Updated 4 p.m. CST Dec. 20, 2013
During Cedar Park City Council's Dec. 19 meeting, the council voted to postpone final approval of the ordinance amending private street regulations.
Planning Manager Amy Link said she preferred the city have more discussions with concerned residents before the final vote.
City Council plans to review the ordinance during its Jan. 9 meeting.
On Dec. 19, Cedar Park City Council is set to review an amended ordinance that could widen the city's path to more gated and private communities within the city limits.
During its Dec. 12 meeting, council heard the ordinance's first reading. If approved, the changes would allow private streets in single-family subdivisions and specifically permit the city to provide street-sweeping on private streets. In addition, the ordinance requires property owners' associations, or POAs, to provide projected annual cost estimates for street maintenance in their documentation.
Under the amended ordinance, a landowner with property zoned for single-families residences could provide a gated community with private streets, Planning Manager Amy Link said.
"That's the biggest change," Link said to council members.

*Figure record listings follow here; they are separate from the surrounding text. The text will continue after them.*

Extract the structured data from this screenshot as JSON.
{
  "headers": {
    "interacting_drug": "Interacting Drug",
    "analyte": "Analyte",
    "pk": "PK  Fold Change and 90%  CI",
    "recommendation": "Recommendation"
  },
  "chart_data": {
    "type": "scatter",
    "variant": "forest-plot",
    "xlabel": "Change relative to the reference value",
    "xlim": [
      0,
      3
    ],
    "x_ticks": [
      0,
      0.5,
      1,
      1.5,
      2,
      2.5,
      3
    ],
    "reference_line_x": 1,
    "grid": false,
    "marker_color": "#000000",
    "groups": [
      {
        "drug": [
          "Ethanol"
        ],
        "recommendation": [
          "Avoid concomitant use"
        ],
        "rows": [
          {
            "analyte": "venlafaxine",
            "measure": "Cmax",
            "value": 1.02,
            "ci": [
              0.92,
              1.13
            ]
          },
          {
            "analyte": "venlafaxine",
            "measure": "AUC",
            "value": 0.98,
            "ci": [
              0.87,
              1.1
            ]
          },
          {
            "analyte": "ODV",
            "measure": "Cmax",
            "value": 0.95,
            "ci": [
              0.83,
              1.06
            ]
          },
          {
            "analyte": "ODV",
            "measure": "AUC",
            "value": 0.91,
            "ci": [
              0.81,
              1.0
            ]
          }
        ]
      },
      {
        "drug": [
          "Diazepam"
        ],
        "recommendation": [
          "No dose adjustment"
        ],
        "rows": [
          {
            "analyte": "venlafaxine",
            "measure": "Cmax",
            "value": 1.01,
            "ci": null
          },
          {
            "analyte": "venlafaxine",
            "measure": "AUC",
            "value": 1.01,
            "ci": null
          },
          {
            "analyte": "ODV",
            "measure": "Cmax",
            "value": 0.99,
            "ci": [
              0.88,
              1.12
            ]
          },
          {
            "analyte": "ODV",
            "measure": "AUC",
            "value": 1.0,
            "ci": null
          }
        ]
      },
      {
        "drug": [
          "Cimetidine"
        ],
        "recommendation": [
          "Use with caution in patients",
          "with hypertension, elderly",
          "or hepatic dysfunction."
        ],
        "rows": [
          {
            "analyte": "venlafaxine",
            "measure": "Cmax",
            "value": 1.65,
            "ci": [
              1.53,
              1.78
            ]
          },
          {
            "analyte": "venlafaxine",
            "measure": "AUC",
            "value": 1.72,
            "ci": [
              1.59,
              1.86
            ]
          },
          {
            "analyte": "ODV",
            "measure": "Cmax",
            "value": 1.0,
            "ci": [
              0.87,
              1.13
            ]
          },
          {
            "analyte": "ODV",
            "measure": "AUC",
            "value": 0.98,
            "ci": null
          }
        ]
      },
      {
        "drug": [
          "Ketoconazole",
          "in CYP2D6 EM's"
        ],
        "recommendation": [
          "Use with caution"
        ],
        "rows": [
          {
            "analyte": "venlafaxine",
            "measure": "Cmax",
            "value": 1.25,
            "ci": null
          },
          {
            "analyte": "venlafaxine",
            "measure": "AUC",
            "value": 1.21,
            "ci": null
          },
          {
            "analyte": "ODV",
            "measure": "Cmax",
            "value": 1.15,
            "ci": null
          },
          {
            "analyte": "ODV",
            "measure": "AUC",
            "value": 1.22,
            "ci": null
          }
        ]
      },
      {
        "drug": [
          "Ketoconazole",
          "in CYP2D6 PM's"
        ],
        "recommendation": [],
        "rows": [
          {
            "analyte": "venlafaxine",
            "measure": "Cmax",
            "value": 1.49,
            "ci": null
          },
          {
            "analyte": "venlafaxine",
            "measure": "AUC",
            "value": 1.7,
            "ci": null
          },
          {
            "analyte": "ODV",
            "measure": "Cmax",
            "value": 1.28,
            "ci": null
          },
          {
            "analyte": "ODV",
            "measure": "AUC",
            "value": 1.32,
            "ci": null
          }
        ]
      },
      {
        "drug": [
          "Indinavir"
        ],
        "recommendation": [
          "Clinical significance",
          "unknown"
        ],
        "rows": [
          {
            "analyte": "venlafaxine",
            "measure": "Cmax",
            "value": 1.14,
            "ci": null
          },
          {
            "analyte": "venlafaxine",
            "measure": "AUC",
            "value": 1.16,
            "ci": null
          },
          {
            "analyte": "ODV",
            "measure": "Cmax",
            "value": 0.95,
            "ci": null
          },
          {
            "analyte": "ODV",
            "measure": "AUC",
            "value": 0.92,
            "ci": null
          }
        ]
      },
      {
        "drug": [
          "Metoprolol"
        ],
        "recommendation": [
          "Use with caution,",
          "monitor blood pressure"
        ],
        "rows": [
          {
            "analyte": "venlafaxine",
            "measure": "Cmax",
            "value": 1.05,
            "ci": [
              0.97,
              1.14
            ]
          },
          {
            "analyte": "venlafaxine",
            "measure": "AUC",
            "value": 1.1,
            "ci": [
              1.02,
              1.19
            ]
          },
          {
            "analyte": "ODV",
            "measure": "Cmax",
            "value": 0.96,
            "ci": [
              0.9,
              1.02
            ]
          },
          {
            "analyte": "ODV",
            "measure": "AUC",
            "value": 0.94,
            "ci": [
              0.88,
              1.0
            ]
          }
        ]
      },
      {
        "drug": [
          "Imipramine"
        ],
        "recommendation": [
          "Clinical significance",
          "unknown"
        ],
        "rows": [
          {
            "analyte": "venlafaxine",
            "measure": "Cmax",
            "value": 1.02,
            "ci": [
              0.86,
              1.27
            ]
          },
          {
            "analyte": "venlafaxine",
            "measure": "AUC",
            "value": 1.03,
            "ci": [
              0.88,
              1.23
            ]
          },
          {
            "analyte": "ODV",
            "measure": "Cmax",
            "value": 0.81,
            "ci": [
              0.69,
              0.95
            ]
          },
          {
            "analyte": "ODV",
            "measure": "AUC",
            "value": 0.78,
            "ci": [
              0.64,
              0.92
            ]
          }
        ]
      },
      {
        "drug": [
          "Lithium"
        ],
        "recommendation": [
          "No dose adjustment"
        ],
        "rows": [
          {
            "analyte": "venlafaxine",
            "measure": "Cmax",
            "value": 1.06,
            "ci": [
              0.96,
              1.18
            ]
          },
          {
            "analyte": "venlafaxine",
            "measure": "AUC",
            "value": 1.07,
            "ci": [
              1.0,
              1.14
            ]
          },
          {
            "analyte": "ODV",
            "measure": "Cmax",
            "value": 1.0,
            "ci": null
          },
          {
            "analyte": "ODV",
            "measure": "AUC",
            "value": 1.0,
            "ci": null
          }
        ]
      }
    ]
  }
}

City leaders said the change affects only new subdivisions, not existing ones. The amended ordinance would have no financial impact on existing private streets, Link said.
"We've had several requests from developers that would like to provide a more-executive level of housing with a gated community that they currently can't achieve under our existing zoning," she said.
Previously the city's ordinance did not allow private streets within single-family subdivisions unless they are part of a planned development or a master planned community, Link said.
Private streets must be built to public road standards. They are maintained by a POA, she said.
The city does maintain drainage and utilities on private streets within required road easements, Mayor Matt Powell said. Moreover, Cedar Park street sweepers had already been cleaning in private subdivisions; the amended ordinance would only reflect that officially, he said.
Powell said he hoped the city could reach out to existing neighborhoods such as his own to reassure residents the ordinance would not affect existing private streets.
"They're talking about raising the homeowners' dues, having to do a significant increase because of this," Powell said. "Looking at it, I don't see it. But I would suggest before this comes back for a vote that maybe we do some further communication and talk about implications."
Representatives from large companies praise Cedar Park for its diverse housing options, Powell said, but they want more executive-level housing. Developers can benefit from the changed ordinance, he said.
Cedar Park Planning & Zoning commissioners unanimously recommended the change at their Nov. 17 meeting.